SU810214A1 - Sensor for measuring blood circulation rate - Google Patents

Description

The invention relates to medicine, namely to measuring blood flow in vessels by a direct method.

Thermistor, ultrasound, and magnetoelectric sensors are known for measuring blood flow velocity [1] · When using a magnetoelectric sensor, the latter is introduced into a vessel that is placed between the poles of an electromagnet, and the effect of the appearance of a transverse thermo-emf when the blood stream is placed in a magnetic field is used.

The disadvantage of magnetoelectric sensors is the low level of the output signal, poor noise immunity, and practical difficulties encountered in creating magnetic fields of the required intensity.

The closest to the invention in terms of technical nature and the achieved result is a thermistor sensor that uses blood heating with subsequent measurement of its temperature with the help of thermistors [2]. The sensor consists of a catheter, thermistor and heater. In such a sensor, depending on the intensity of movement of the heated blood near the thermistor, its temperature, and therefore resistance, changes. The disadvantages of the catheter-type thermistor sensor are its inertia, and consequently, the lack of accuracy, the complexity of the technological implementation and the danger of blood overheating, i.e. its injury.

The purpose of the invention is to improve the measurement accuracy and reduce blood trauma.

The goal is achieved by the fact that in the sensor for measuring the speed of blood flow, containing two thermocouples, a current source, a recording unit and a housing with a channel for blood flow, thermocouples are installed on opposite sides of the channel, one opposite the other, and one therm15 element is connected to the current source and the other to the registration unit.

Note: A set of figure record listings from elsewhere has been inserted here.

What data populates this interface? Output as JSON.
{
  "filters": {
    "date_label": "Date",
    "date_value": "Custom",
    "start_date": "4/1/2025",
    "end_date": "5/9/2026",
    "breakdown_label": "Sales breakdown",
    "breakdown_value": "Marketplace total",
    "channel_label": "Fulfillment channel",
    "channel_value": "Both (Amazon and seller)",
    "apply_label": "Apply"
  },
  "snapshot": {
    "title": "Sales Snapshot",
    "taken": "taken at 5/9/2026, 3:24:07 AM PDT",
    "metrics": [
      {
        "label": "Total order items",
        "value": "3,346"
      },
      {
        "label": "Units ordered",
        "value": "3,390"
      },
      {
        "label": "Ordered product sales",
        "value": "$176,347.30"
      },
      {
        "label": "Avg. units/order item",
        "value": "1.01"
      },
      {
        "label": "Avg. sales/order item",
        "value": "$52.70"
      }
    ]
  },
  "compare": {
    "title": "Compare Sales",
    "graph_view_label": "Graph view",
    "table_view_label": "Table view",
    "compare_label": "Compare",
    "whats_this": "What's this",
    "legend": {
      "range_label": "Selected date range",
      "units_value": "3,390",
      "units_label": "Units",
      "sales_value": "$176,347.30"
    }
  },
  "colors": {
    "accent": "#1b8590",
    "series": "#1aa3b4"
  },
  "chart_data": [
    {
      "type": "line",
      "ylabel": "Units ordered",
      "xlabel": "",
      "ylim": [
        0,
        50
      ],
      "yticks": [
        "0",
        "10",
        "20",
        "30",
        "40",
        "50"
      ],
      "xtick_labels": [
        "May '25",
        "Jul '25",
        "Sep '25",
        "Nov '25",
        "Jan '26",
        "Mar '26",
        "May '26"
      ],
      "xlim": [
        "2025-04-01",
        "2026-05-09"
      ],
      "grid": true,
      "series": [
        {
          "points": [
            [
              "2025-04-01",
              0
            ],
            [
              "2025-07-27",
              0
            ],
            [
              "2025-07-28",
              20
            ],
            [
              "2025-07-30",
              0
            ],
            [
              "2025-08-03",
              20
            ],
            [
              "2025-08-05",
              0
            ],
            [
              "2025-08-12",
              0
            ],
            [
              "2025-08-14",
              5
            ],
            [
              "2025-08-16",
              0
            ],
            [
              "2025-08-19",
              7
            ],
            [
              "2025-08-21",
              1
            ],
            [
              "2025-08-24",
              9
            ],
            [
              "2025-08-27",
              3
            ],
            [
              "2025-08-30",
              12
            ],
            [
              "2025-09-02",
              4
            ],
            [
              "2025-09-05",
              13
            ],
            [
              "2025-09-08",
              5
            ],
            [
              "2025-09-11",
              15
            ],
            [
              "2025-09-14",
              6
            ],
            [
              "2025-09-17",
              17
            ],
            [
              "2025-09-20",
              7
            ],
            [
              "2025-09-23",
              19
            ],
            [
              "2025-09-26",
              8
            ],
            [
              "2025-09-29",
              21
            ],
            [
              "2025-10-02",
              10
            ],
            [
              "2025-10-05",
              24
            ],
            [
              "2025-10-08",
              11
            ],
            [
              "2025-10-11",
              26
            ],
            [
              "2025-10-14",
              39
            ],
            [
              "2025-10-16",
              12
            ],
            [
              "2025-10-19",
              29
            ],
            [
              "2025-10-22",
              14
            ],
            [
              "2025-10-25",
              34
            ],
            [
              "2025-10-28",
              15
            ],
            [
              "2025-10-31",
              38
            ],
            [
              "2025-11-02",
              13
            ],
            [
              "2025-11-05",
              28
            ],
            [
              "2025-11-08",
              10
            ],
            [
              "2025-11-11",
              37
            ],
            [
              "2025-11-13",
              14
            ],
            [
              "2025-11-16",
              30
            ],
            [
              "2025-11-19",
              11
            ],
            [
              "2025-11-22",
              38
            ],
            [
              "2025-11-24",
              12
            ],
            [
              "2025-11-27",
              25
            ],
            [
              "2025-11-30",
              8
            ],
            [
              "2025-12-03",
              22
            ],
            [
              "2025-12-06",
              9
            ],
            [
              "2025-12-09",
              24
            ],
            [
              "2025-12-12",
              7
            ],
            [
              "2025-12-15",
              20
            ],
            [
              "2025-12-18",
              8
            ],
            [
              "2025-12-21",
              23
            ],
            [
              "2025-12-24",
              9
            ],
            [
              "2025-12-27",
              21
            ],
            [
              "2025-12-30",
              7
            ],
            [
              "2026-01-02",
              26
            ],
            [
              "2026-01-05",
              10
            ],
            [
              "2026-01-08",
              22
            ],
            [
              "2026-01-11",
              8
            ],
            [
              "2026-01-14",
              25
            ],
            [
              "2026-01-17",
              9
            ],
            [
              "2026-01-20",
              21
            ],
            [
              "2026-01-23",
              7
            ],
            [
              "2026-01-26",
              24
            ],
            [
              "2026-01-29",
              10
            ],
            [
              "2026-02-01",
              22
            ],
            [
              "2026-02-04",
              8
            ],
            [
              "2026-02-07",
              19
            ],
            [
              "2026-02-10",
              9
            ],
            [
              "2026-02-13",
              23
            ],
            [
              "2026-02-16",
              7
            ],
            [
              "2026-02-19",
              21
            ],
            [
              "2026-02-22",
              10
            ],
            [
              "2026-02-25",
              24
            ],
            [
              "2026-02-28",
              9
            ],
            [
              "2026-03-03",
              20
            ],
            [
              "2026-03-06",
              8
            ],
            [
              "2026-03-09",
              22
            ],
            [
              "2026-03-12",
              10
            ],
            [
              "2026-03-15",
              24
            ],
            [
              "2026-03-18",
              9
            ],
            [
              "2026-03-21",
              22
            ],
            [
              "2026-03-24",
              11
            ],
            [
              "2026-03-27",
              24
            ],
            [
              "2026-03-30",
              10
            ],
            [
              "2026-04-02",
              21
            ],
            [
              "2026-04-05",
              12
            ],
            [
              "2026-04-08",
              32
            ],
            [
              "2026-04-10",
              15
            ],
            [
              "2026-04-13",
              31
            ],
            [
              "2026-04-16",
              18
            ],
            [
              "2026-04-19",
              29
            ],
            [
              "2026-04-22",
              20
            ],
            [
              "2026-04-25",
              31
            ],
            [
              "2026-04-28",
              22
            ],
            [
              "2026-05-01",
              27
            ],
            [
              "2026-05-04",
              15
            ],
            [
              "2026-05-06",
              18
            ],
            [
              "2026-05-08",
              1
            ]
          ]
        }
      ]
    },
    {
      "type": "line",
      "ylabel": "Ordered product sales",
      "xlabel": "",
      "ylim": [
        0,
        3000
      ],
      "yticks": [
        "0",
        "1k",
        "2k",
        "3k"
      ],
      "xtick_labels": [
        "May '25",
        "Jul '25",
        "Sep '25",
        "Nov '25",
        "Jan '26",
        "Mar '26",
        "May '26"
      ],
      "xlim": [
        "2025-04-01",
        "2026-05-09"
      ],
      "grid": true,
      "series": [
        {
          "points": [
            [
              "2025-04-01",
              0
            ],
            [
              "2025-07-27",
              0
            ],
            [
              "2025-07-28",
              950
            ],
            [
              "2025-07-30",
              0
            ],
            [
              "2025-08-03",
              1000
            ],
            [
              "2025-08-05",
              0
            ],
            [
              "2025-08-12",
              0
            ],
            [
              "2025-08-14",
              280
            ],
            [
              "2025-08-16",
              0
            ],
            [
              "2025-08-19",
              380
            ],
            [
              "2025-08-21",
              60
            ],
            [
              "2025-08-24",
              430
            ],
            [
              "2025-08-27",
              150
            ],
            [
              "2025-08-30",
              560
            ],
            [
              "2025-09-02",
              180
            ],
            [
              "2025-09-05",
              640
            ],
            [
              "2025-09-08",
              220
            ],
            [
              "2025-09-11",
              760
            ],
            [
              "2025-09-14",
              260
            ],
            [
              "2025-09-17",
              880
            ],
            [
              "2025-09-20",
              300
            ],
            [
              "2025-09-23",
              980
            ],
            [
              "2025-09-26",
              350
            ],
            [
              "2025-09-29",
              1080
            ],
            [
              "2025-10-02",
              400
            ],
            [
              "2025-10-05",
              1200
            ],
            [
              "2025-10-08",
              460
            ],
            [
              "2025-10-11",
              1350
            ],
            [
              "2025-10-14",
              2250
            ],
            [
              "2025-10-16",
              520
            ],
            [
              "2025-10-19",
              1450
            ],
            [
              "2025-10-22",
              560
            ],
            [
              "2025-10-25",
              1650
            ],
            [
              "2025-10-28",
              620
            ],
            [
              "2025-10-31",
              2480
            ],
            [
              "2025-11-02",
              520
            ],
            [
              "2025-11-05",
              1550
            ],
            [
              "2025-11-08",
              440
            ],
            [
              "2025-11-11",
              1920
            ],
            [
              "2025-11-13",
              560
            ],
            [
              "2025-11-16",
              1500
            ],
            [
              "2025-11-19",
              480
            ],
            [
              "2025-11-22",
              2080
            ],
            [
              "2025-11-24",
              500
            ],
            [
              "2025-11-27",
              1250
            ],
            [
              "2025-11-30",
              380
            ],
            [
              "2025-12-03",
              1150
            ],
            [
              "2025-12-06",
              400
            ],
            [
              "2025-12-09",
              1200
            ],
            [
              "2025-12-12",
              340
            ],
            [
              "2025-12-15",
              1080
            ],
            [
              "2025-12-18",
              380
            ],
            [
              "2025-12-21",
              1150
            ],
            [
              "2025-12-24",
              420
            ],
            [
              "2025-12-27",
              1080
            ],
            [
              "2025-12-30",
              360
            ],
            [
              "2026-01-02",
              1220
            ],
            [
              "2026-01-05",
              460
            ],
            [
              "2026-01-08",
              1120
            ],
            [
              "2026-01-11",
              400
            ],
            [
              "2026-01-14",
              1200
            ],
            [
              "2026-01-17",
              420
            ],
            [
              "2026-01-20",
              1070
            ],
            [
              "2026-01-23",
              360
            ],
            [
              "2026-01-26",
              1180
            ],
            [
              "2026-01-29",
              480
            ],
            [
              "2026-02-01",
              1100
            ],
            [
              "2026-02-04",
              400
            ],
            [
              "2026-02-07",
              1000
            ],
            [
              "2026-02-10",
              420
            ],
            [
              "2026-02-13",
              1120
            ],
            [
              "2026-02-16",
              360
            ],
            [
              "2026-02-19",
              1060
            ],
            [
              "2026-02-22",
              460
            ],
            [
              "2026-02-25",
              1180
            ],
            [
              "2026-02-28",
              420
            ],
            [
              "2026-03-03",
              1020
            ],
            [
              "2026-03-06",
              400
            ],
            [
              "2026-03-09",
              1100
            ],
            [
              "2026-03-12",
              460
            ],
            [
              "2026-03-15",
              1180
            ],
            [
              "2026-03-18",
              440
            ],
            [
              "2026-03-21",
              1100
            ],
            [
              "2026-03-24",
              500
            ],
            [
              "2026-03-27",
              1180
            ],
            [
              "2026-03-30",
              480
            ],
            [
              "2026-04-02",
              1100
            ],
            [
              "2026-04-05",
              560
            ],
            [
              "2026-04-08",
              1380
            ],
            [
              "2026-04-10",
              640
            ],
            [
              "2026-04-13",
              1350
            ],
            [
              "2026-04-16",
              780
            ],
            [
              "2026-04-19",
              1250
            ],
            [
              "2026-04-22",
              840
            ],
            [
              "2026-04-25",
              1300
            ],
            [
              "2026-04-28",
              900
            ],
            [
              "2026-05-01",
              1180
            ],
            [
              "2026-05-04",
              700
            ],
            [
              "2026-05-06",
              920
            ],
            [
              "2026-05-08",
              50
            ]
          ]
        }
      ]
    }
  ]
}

The drawing schematically shows the proposed sensor.

The sensor consists of heat conduit 1, coolant thermoelement 2, heat sink system 3 of the cooling thermoelement, plate 4 of the housing of the recording thermocouple 5, heat conduit 6, plate 7 of the body, nut 8, sealing 25 of fill 9, insulation 10, I.

The sensor housing is formed by two plates 4 and 7, interfaced through a gasket, having fittings for supplying and removing blood. The heat conduit 1 of the cooling thermocouple c is inserted into the hole in the housing 30. ribbed .3 heat sink system. The cooling thermocouple 2 is fixed in the heat conduit 1 so that its free junctions and side surfaces are in thermal contact with the heat conduit 1. In the heat conduit 6, the recording thermocouple 5 is fixed. To seal the gaps between the casing, the latter has a cylindrical shape, and the gaps are filled with sealant.

The sensor operates as follows

The sensor is connected to the circulatory system, for example to a cardiopulmonary bypass. Through the fittings on the sensor housing, blood is supplied to the latter, the circulation speed of which is required to be measured. The cooling thermocouple 2 is connected to a constant current source so that it begins to cool part of the blood flow flowing near its junction and in contact with blood. The recording thermocouple 5 is connected to the registration unit, which in the simplest case consists of a recording device equipped with an input bridge. When these compounds are made, the blood flow is locally cooled in the sensor and, as a result, the recording thermoelement generates a thermo-emf. This hermo-emf is proportional to the temperature difference of the junctions in contact with the blood and located in the heat conduit. Depending on the blood flow velocity, the indicated temperature difference will change, thereby changing the thermo-emf of thermocouple 5. Thus, by measuring the thermo-emf pc4 of the thermocouple 5, at a constant cooling capacity of the cooling thermocouple, it is possible to measure the blood flow velocity through the sensor. The signal can be recorded using any standard millivolmeter with measurement limits of 0–10 mV. The tests showed that at a distance between the walls of the body equal to twice the thickness of the boundary layer, i.e., about 2 mm, the sensor effectively measures the flow rate of blood flow moving at a speed of 5-50 cm / s.

Claims (1)

I Formula s and b i A sensor for measuring blood flow velocity, containing two thermocouples, a current source, a recording unit, a housing with a 20 channel for blood flow, characterized in that, in order to improve accuracy and reduce blood injury, thermocouples are installed on opposite sides of the channel, one opposite to the other25, moreover, one thermocouple is connected to a current source, and the other to the registration unit.